Supervised drift detection on the penguins dataset

Method

When true outputs/labels are available, we can perform supervised drift detection; monitoring the model’s performance directly in order to check for harmful drift. Two detectors ideal for this application are the Fisher’s Exact Test (FET) detector and Cramér-von Mises (CVM) detector detectors.

The FET detector is designed for use on binary data, such as the instance level performance indicators from a classifier (i.e. 0/1 for each incorrect/correct classification). The CVM detector is designed use on continuous data, such as a regressor’s instance level loss or error scores.
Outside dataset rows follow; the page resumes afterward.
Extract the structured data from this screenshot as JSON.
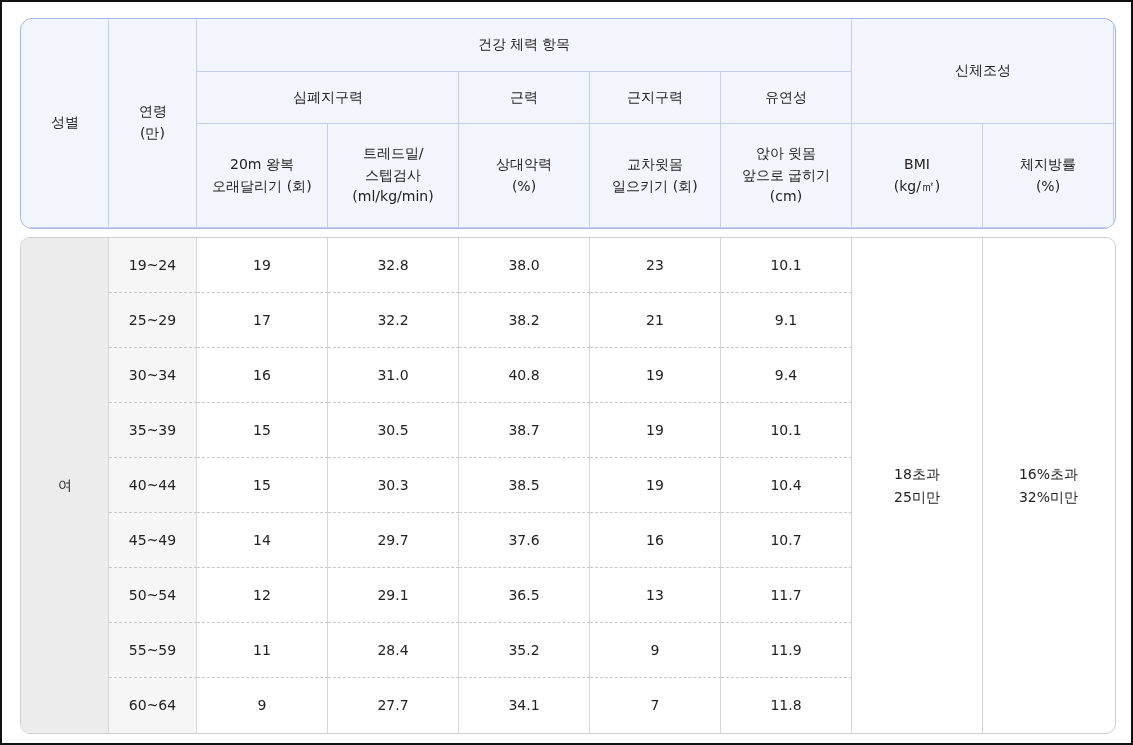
{
  "header": {
    "gender": "성별",
    "age": "연령\n(만)",
    "groups": [
      {
        "title": "건강 체력 항목",
        "subgroups": [
          {
            "title": "심폐지구력",
            "items": [
              "20m 왕복\n오래달리기 (회)",
              "트레드밀/\n스텝검사\n(ml/kg/min)"
            ]
          },
          {
            "title": "근력",
            "items": [
              "상대악력\n(%)"
            ]
          },
          {
            "title": "근지구력",
            "items": [
              "교차윗몸\n일으키기 (회)"
            ]
          },
          {
            "title": "유연성",
            "items": [
              "앉아 윗몸\n앞으로 굽히기\n(cm)"
            ]
          }
        ]
      },
      {
        "title": "신체조성",
        "items": [
          "BMI\n(kg/㎡)",
          "체지방률\n(%)"
        ]
      }
    ]
  },
  "body": {
    "gender": "여",
    "bmi": "18초과\n25미만",
    "body_fat": "16%초과\n32%미만",
    "rows": [
      {
        "age": "19~24",
        "values": [
          "19",
          "32.8",
          "38.0",
          "23",
          "10.1"
        ]
      },
      {
        "age": "25~29",
        "values": [
          "17",
          "32.2",
          "38.2",
          "21",
          "9.1"
        ]
      },
      {
        "age": "30~34",
        "values": [
          "16",
          "31.0",
          "40.8",
          "19",
          "9.4"
        ]
      },
      {
        "age": "35~39",
        "values": [
          "15",
          "30.5",
          "38.7",
          "19",
          "10.1"
        ]
      },
      {
        "age": "40~44",
        "values": [
          "15",
          "30.3",
          "38.5",
          "19",
          "10.4"
        ]
      },
      {
        "age": "45~49",
        "values": [
          "14",
          "29.7",
          "37.6",
          "16",
          "10.7"
        ]
      },
      {
        "age": "50~54",
        "values": [
          "12",
          "29.1",
          "36.5",
          "13",
          "11.7"
        ]
      },
      {
        "age": "55~59",
        "values": [
          "11",
          "28.4",
          "35.2",
          "9",
          "11.9"
        ]
      },
      {
        "age": "60~64",
        "values": [
          "9",
          "27.7",
          "34.1",
          "7",
          "11.8"
        ]
      }
    ]
  }
}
In this example we will use the offline versions of these detectors, which are suitable for use on batches of data. In many cases data may arrive sequentially, and the user may wish to perform drift detection as the data arrives to ensure it is detected as soon as possible. In this case, the online versions of the FET and CVM detectors can be used, as will be explored in a future example.

Dataset

The palmerpenguins dataset [HHG20] consists of data on 344 penguins from 3 islands in the Palmer Archipelago, Antarctica. There are 3 different species of penguin in the dataset, and a common task is to classify the the species of each penguin based upon two features, the length and depth of the peguin’s bill, or beak.